En attendant, la course à cet or vert a bel et bien démarré. Et les retombées pour le labo qui trouvera le premier la formule magique de l’algocarburant, hors normes. L’avenir semble bel et bien appartenir à ce minuscule organisme aux ressources infinies. La fabrication de biocarburant n’est pas sa seule utilité, les micro-algues peuvent aussi produire de l’énergie et nous nourrir.

La Ville de Paris vient d’installer Place d’Alésia dans le 14ème une colonne dépolluante peuplée de micro-algues permettant de capter, aussi bien que 100 arbres, le CO2 présent dans l’air. Fruit de la collaboration entre Suez et la start-up Fermentalg, ce ‘puits de carbone’ sera testé à partir de l’été 2017 pendant un an avant de connaître les répercussions en matière de dépollution.

 

Du carburant 100% écolo?

Grâce leurs capacités à produire une grande quantité d’oxygène via l’énergie solaire renouvelable (40 % de la photosynthèse terrestre !), les algues permettent de réduire la présence de CO2 dans l’atmosphère.

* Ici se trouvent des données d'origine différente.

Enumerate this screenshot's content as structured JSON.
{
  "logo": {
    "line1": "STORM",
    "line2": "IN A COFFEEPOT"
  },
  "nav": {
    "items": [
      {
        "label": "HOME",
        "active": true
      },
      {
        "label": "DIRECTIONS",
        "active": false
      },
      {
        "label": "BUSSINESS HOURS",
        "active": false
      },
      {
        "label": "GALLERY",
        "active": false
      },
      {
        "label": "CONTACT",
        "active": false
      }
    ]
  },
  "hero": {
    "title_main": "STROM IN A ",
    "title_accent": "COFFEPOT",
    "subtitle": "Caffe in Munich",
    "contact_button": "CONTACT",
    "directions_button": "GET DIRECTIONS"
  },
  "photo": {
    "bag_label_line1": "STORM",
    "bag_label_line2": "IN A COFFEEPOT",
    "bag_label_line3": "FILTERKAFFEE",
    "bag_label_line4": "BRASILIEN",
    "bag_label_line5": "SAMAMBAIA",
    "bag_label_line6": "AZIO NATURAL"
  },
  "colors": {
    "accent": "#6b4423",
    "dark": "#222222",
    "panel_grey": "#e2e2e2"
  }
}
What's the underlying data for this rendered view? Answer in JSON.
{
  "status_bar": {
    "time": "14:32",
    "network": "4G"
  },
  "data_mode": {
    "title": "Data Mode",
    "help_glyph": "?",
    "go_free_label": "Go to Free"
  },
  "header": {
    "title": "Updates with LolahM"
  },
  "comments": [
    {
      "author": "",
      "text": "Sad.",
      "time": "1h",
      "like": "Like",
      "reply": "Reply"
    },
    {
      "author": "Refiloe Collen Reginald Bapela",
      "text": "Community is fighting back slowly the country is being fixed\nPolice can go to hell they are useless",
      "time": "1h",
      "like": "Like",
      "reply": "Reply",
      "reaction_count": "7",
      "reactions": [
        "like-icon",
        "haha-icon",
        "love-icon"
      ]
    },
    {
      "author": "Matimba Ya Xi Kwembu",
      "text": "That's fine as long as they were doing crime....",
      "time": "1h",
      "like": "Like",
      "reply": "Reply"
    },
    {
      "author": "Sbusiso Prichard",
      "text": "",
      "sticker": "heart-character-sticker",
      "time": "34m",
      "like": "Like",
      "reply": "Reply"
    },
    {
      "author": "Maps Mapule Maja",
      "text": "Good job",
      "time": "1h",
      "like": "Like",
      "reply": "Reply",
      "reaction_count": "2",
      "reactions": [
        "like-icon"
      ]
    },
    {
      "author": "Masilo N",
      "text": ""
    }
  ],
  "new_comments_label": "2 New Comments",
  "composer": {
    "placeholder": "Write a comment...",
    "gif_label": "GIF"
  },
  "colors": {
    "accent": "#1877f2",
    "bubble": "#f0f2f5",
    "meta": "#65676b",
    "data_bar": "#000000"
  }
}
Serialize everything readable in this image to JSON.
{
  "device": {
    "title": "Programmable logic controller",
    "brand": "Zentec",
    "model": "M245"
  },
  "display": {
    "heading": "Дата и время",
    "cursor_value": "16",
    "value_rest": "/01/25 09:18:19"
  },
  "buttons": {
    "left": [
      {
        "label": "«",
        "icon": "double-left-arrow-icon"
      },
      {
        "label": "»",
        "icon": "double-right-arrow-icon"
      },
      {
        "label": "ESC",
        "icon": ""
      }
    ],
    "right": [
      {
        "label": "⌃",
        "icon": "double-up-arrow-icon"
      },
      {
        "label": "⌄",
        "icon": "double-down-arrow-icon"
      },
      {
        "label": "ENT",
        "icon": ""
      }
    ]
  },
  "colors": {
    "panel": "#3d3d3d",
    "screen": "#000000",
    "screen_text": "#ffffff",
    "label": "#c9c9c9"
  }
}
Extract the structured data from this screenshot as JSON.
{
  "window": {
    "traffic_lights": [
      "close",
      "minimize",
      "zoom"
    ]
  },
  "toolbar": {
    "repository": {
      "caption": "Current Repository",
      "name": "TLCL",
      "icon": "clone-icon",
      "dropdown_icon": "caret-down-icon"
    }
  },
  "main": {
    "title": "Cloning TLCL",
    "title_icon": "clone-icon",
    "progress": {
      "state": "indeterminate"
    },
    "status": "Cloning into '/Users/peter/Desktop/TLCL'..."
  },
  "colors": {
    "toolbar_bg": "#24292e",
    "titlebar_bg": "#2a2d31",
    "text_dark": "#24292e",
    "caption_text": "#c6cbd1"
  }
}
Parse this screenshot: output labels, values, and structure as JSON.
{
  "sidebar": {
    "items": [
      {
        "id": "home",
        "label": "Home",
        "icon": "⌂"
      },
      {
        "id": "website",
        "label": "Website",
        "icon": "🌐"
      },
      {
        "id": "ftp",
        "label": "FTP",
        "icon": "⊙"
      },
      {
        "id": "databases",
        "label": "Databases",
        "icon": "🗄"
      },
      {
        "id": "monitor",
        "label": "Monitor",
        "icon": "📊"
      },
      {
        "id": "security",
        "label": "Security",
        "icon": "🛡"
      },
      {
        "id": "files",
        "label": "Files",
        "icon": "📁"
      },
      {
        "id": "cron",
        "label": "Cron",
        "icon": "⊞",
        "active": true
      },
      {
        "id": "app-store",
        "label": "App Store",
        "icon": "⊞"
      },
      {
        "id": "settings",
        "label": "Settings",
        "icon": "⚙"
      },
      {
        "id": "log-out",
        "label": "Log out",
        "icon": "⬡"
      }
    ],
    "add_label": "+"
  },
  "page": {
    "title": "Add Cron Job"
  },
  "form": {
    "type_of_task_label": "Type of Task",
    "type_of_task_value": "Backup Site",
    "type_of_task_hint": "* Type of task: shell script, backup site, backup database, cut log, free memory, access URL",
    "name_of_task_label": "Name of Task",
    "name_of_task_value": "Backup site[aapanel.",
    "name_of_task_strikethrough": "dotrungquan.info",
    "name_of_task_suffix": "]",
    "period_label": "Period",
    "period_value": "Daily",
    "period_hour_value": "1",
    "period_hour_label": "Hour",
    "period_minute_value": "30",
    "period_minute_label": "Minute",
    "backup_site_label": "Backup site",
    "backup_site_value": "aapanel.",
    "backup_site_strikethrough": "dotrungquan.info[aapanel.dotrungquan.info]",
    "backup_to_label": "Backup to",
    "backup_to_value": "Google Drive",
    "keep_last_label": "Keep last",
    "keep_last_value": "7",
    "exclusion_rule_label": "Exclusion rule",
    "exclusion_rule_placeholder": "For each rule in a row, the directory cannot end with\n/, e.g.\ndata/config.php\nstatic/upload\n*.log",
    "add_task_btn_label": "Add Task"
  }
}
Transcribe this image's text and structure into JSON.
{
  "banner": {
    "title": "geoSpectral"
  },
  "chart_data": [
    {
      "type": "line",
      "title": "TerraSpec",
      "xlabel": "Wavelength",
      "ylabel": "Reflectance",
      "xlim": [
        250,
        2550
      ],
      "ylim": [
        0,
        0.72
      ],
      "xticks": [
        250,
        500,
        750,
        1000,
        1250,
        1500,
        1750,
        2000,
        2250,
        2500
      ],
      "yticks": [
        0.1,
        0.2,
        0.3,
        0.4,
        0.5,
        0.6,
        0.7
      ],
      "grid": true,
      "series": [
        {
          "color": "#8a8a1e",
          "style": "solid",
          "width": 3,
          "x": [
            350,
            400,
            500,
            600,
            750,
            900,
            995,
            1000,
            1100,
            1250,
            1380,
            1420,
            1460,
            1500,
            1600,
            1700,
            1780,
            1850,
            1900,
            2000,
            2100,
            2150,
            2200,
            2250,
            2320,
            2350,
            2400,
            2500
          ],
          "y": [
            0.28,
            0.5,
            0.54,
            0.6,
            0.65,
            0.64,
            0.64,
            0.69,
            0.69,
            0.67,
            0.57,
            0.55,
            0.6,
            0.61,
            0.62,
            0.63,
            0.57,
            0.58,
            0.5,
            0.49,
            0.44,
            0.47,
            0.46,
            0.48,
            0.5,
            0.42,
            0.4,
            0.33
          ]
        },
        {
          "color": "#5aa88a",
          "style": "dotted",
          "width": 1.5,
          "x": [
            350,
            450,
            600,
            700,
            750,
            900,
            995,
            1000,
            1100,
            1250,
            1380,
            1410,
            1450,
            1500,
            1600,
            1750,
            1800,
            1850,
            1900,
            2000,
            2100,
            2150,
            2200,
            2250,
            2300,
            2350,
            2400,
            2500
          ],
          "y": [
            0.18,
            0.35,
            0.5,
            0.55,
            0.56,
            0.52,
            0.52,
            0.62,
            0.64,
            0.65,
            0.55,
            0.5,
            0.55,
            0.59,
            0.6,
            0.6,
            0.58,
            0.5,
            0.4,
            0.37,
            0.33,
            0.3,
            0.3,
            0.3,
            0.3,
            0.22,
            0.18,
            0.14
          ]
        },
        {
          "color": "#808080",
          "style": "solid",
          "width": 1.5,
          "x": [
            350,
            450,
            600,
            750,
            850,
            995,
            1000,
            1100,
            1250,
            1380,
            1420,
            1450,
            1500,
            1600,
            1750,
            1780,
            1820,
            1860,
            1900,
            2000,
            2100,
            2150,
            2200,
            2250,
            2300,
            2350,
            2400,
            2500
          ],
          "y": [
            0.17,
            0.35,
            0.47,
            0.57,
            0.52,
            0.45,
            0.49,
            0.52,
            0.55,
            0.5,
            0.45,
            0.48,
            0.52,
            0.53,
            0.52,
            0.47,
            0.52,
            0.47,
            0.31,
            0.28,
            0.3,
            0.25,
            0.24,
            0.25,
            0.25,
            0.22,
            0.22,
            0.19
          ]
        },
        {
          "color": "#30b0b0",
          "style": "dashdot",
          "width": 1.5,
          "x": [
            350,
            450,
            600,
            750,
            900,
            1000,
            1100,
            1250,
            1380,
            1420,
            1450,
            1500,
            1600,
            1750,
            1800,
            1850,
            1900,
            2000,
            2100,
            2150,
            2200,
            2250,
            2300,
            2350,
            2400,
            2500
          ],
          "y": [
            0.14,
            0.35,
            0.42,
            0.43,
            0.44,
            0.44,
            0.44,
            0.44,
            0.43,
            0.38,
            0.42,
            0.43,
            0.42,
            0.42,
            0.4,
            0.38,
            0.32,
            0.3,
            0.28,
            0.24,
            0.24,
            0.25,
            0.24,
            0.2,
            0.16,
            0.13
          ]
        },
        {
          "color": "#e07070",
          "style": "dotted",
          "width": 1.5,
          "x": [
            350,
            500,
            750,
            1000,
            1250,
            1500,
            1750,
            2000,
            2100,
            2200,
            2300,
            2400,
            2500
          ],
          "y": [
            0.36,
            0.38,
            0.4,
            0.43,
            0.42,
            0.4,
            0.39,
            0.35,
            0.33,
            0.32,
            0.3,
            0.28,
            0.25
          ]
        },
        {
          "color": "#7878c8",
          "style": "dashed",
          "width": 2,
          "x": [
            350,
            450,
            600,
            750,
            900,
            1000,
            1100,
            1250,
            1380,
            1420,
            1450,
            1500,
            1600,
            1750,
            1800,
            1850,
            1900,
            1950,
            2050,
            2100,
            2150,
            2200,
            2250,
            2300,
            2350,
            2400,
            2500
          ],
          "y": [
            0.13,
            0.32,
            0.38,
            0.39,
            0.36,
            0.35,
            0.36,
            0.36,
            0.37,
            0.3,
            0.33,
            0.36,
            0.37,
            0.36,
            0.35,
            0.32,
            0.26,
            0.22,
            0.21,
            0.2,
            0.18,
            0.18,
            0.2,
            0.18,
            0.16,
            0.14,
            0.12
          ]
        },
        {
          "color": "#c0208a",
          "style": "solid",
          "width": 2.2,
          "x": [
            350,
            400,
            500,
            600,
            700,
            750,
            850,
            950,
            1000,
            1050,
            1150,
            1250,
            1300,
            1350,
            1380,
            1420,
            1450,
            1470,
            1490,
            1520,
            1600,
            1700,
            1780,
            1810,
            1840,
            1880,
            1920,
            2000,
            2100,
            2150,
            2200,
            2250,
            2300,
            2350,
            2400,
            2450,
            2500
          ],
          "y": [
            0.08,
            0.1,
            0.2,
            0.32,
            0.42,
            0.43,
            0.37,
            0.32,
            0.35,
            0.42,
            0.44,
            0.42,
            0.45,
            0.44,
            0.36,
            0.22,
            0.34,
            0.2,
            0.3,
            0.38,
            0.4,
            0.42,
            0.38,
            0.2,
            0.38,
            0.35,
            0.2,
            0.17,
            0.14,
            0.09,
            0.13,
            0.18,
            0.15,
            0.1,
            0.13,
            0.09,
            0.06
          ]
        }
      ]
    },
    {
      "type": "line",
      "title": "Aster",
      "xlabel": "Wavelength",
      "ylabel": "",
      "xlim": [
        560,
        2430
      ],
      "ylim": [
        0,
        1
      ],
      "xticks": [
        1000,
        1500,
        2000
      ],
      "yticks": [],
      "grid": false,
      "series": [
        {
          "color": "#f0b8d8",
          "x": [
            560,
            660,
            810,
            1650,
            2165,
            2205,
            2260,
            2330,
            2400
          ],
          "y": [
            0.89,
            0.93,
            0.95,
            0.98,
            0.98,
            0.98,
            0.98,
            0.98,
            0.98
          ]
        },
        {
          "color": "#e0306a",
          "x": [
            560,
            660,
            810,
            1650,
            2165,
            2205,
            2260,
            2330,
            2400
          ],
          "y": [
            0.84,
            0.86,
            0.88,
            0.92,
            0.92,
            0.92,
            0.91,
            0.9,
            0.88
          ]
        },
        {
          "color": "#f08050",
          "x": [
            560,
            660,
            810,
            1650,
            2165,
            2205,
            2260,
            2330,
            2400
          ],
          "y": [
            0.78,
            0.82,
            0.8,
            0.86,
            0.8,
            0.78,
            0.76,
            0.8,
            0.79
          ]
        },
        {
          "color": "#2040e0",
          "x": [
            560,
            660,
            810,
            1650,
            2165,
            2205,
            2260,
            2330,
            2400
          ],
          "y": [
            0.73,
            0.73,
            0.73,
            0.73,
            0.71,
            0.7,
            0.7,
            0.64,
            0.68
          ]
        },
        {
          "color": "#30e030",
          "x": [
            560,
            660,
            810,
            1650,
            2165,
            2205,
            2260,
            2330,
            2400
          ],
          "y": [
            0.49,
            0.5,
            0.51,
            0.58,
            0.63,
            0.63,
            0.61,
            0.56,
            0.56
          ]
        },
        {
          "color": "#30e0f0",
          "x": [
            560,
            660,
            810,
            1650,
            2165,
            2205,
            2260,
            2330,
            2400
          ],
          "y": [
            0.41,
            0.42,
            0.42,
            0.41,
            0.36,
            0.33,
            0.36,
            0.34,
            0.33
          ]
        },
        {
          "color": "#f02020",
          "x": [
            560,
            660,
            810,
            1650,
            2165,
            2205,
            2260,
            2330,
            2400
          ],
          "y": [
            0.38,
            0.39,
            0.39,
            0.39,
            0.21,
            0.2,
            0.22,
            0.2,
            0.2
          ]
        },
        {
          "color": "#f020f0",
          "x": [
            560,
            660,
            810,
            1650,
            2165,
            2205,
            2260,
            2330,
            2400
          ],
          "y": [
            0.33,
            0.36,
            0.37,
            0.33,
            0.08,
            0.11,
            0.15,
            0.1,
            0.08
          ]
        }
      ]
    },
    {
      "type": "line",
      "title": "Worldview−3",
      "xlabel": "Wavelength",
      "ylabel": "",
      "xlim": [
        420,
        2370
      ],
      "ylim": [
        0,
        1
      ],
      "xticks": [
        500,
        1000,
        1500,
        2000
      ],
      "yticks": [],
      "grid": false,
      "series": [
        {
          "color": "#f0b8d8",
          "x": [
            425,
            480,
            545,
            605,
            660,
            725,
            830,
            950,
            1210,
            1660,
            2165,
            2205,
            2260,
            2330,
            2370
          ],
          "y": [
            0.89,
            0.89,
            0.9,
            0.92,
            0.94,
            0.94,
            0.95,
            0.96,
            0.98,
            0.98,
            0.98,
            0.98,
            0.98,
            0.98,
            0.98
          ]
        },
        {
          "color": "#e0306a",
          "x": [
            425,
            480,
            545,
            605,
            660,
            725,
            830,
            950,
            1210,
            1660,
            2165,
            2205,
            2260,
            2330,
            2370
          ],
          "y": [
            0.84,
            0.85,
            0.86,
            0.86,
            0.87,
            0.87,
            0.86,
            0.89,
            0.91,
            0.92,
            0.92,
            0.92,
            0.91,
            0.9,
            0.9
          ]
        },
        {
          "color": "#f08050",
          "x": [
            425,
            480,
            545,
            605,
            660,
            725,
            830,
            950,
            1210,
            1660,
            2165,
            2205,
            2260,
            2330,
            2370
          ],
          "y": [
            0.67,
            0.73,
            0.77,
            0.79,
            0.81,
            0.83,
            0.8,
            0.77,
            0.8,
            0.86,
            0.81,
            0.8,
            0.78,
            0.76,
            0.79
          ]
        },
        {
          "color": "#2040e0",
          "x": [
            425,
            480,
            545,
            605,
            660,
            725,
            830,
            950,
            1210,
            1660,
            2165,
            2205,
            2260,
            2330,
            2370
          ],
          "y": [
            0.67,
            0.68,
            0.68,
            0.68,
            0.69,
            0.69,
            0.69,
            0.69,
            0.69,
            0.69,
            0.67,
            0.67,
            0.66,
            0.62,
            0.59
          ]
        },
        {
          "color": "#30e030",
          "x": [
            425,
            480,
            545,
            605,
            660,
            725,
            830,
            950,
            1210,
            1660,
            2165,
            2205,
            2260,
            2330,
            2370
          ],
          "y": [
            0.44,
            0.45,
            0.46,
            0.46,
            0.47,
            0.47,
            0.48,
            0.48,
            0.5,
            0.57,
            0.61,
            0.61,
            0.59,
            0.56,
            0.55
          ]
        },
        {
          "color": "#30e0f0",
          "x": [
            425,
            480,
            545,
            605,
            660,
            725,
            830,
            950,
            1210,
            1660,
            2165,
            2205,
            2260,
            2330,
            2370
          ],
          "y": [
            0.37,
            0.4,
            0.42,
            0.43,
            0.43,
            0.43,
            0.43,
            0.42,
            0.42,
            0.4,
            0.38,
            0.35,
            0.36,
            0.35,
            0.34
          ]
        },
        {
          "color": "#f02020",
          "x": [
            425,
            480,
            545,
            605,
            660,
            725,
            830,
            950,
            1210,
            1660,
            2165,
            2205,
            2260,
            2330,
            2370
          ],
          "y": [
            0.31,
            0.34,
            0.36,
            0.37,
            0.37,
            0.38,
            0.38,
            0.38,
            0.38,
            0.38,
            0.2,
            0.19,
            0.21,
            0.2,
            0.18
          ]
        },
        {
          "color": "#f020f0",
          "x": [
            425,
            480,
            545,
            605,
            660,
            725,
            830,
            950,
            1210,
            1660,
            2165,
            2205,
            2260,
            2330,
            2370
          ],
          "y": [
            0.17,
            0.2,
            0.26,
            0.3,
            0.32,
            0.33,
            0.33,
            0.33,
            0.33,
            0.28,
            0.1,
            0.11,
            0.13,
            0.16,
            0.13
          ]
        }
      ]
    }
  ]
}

En Septembre 2017, une équipe de chercheurs (Inserm, CEA, CNRS et Synchroton de Grenoble) a fait une découverte majeure : la transformation par un enzyme rare baptisée FAP (Fatty Acid Photodecarboxylase) des acides gras des chlorelles (micro-algues) en hydrocarbures via la photosynthèse. En clair, cette super photo-enzyme peut, grâce à la lumière, couper les acides gras de cette micro-algues en molécules d’hydrocarbures et de C02. Si 4 enzymes étaient déjà connus pour leurs capacités à utiliser l’énergie lumineuse, la FAP, selon un communiqué du CEA et du CNRS, est ‘au moins 10 fois plus rapide que la meilleure enzyme de synthèse d’hydrocarbure connue (…). Pour la fabrication d’un biocarburant, le choix du type d’algue est essentiel : elle doit être très riche en lipides.

La production d’algues en bassins ou dans des photobioréacteurs n’engendre que peu de pollution et leur rendement bien supérieur aux agrocarburants de 1ère génération (10 fois supérieur et même 25 fois pour le colza). Cultivées dans l’eau de mer, elles n’ont besoin que de soleil pour se développer.

Côté alimentation, on connaît déjà la spiruline, un des micro-organismes les plus anciens de la planète aux vertus extraordinaires. Consommée depuis des temps immémoriaux, cette algue des Incas est un super-aliment contenant environ 70 % de protéines d’excellente qualité. Antixoxydante, riche en minéraux, oligo-éléments et vitamines, la spiruline ou Arthrospira platensis est un véritable dopant naturel que les sportifs connaissent bien. Pouvant se substituer à la viande, elle apparaît comme une véritable solution contre la faim dans le monde.

Malgré leurs vertus, les algues sont encore très peu consommées en France. De très nombreuses variétés sont pourtant comestibles et notamment celles du littoral français : Agar-agar (Gelidium cartilagineum), Dulse (Palmaria palmata), Haricot de mer (Himanthalia elongata), laitue de mer (Ulva lactuca), Nori (Porphyra), Wakame (Undaria pinatifada)…

Super-aliment qui pourrait remplacer nos carburants conventionnels tout en dépolluant notre atmosphère, les micro-algues devraient rapidement faire parler d’elles. Enfin espèrons-le.